Changing frequency amplitude with RealFFT, flickering sound

0
votes

i have been trying to modify the amplitude for specific frequencies. Here is what i have done:

I get the data 2048 as float array which have a value range of [-1,1]. It's raw data.

I use this RealFFT algorithm http://www.lomont.org/Software/Misc/FFT/LomontFFT.html

I divide the raw data into left and right channel (this works great).

I perform RealFFT (forward enable) on both left and right and i use this equation to find which index is the right frequency that i want: freq/(samplerate/sizeOfBuffer/2.0)

I modify the frequency that i want.

I perform RealFFT (forward disable) to go back to frequency domain.

Now when i play back, i hear the change tat i did to the frequency but there is a flickering noise ( kinda the same flickering when you play an old vinyl song).

Any idea what i might do wrong? It was a while ago i took my signal processing course at my university so i might have forgot something.

Thanks in advance!

2
audiosignal-processingfftfrequency
Are you sure you are only modifying the real part and not the imaginary part of the frequency bin? The imaginary part will affect the phase. the real & imaginary parts are interleaved so you'll need to multiply your integer index by 2 to get the real part, and add 1 to that to get the imaginary part.Pete
It doesn't sound right when i skip the imaginary partEqric
Are you doing this processing over the entire audio file, or are you chunking it up into buffers and putting the output back together? If the latter, you will need to perform overlap-save or similar method to maintain continuity at the buffer boundaries. See en.wikipedia.org/wiki/Overlap–save_method.Jason B
It's in real time, the sound engine provides me with a function in which will return a 2048 chunks into 'data' at a time. Its called every 23ms and returns 23ms worth of data at a time. Is it still necessary to perform overlap?Eqric

2 Answers

2
votes

The comments may be confusing. Here are some clarifications.

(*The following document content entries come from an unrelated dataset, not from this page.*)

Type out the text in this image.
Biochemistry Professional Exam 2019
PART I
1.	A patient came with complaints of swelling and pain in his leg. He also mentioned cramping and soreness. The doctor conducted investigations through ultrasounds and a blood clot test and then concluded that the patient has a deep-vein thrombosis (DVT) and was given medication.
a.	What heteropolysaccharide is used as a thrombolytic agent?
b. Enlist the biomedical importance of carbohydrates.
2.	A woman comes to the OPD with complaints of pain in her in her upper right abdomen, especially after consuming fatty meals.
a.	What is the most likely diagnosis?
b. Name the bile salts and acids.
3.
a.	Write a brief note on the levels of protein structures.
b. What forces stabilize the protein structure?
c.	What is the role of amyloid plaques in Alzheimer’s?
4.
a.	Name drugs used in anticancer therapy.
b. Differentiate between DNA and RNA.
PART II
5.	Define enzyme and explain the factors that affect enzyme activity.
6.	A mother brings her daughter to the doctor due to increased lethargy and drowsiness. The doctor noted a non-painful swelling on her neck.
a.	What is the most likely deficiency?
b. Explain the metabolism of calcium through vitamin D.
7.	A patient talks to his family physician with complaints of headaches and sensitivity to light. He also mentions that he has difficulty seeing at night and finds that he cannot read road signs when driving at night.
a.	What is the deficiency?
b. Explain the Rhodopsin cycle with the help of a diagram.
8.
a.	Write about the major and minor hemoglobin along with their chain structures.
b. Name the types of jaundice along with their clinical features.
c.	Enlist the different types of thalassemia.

The imaginary part is not the phase. The real and imaginary parts form a vector, think of a 2-d plot where real is on the x axis and imaginary on the y. The amplitude of a frequency is the length of the line formed from the origin to the point. So, the phase is the arctan of the real and imaginary parts divided. The magnitude is the square root of the sum of squares of the real and imaginary parts.

So. The first step is that you want to change the magnitude of the vector, you must scale both the real and imaginary parts.

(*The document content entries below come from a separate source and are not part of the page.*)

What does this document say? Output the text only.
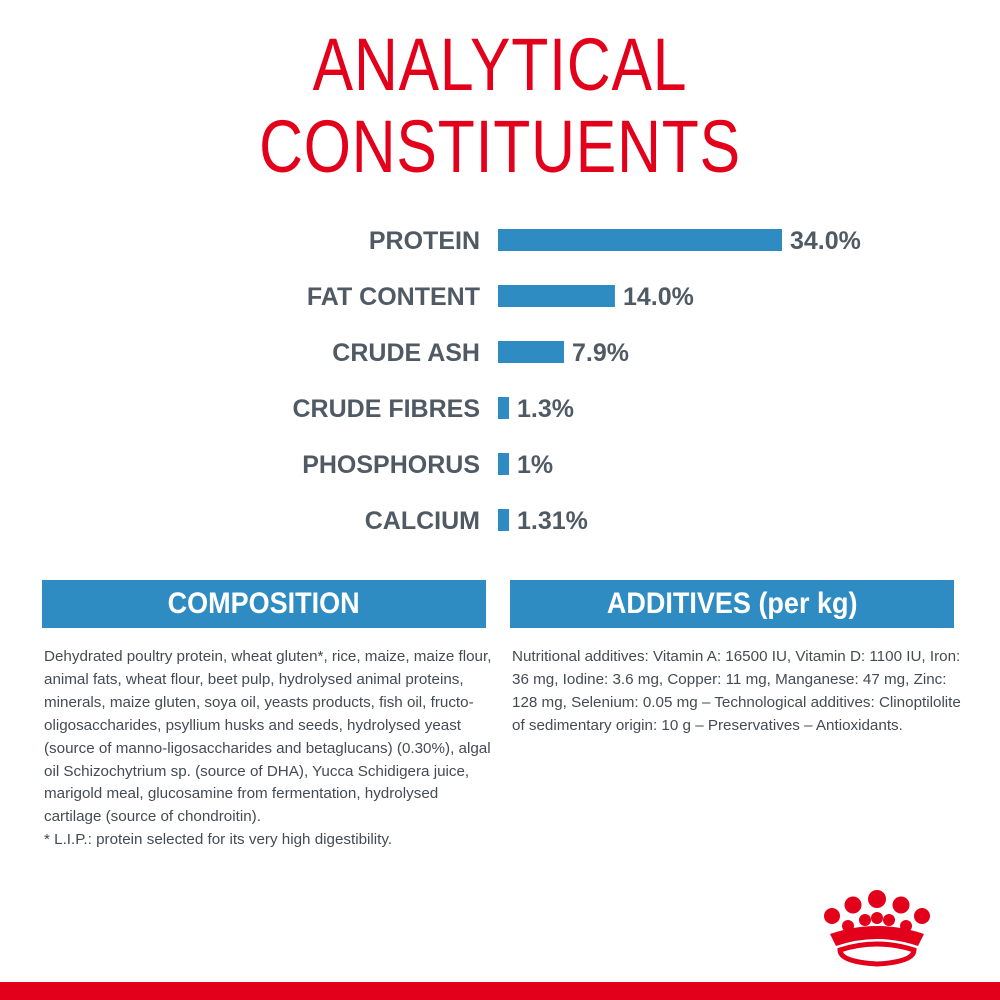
ANALYTICAL
CONSTITUENTS
PROTEIN	34.0%
FAT CONTENT	14.0%
CRUDE ASH	7.9%
CRUDE FIBRES 1.3%
PHOSPHORUS 1%
CALCIUM 1.31%
COMPOSITION	ADDITIVES (per kg)

Dehydrated poultry protein, wheat gluten*, rice, maize, maize flour, animal fats, wheat flour, beet pulp, hydrolysed animal proteins, minerals, maize gluten, soya oil, yeasts products, fish oil, fructo-oligosaccharides, psyllium husks and seeds, hydrolysed yeast (source of manno-ligosaccharides and betaglucans) (0.30%), algal oil Schizochytrium sp. (source of DHA), Yucca Schidigera juice, marigold meal, glucosamine from fermentation, hydrolysed cartilage (source of chondroitin).

* L.I.P.: protein selected for its very high digestibility.

Nutritional additives: Vitamin A: 16500 IU, Vitamin D: 1100 IU, Iron: 36 mg, Iodine: 3.6 mg, Copper: 11 mg, Manganese: 47 mg, Zinc: 128 mg, Selenium: 0.05 mg – Technological additives: Clinoptilolite of sedimentary origin: 10 g – Preservatives – Antioxidants.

That's easy. The second part is much more complicated. The Fourier transform's "view" of the world is that it is infinitely periodic - that is, it looks like the signal wraps from the end, back to the beginning. If you put a perfect sine tone into your algorithm, and say that the period of the sine tone is 4096 samples. The first sample into the FFT is +1, then the last sample into the FFT is -1. If you look at the spectrum in the FFT, it will appear as if there are lots of high frequencies, which are the harmonics of transforming a signal that has a jump from -1 to 1. The longer and longer the FFT, the closer that the FFT shows you the "real" view of the signal.

Techniques to smooth out the transitions between FFT blocks have been developed, by windowing and overlapping the FFT blocks, so that the transitions between the blocks are not so "discontinuous". A fairly common technique is to use a Hann window and overlap by a factor of 4. That is, for every 2048 samples, you actually do 4 FFTs, and every FFT overlaps the previous block by 1536. The Hann window gets mathy, but basically it has nice properties so that you can do overlaps like this and everything sums up nicely.

I found this pretty fun blog showing exactly the same learning pains that you're going through: http://www.katjaas.nl/FFTwindow/FFTwindow&filtering.html

This technique is different from another commenter who mentions Overlap-Save. This is a a method developed to use FFTs to do FIR filtering. However, designing the FIR filter will typically be done in a mathematical package like Matlab/Octave.

1
votes

If you use a series of shorter FFTs to modify a longer signal, then one should zero-pad each window so that it uses a longer FFT (longer by the impulse response of the modification's spectrum), and combine the series of longer FFTs by overlap-add or overlap-save. Otherwise, waveform changes that should ripple past the end of each FFT/IFFT modification will , due to circular convolution, ripple around to the beginning of each window, and cause that periodic flickering distortion you hear.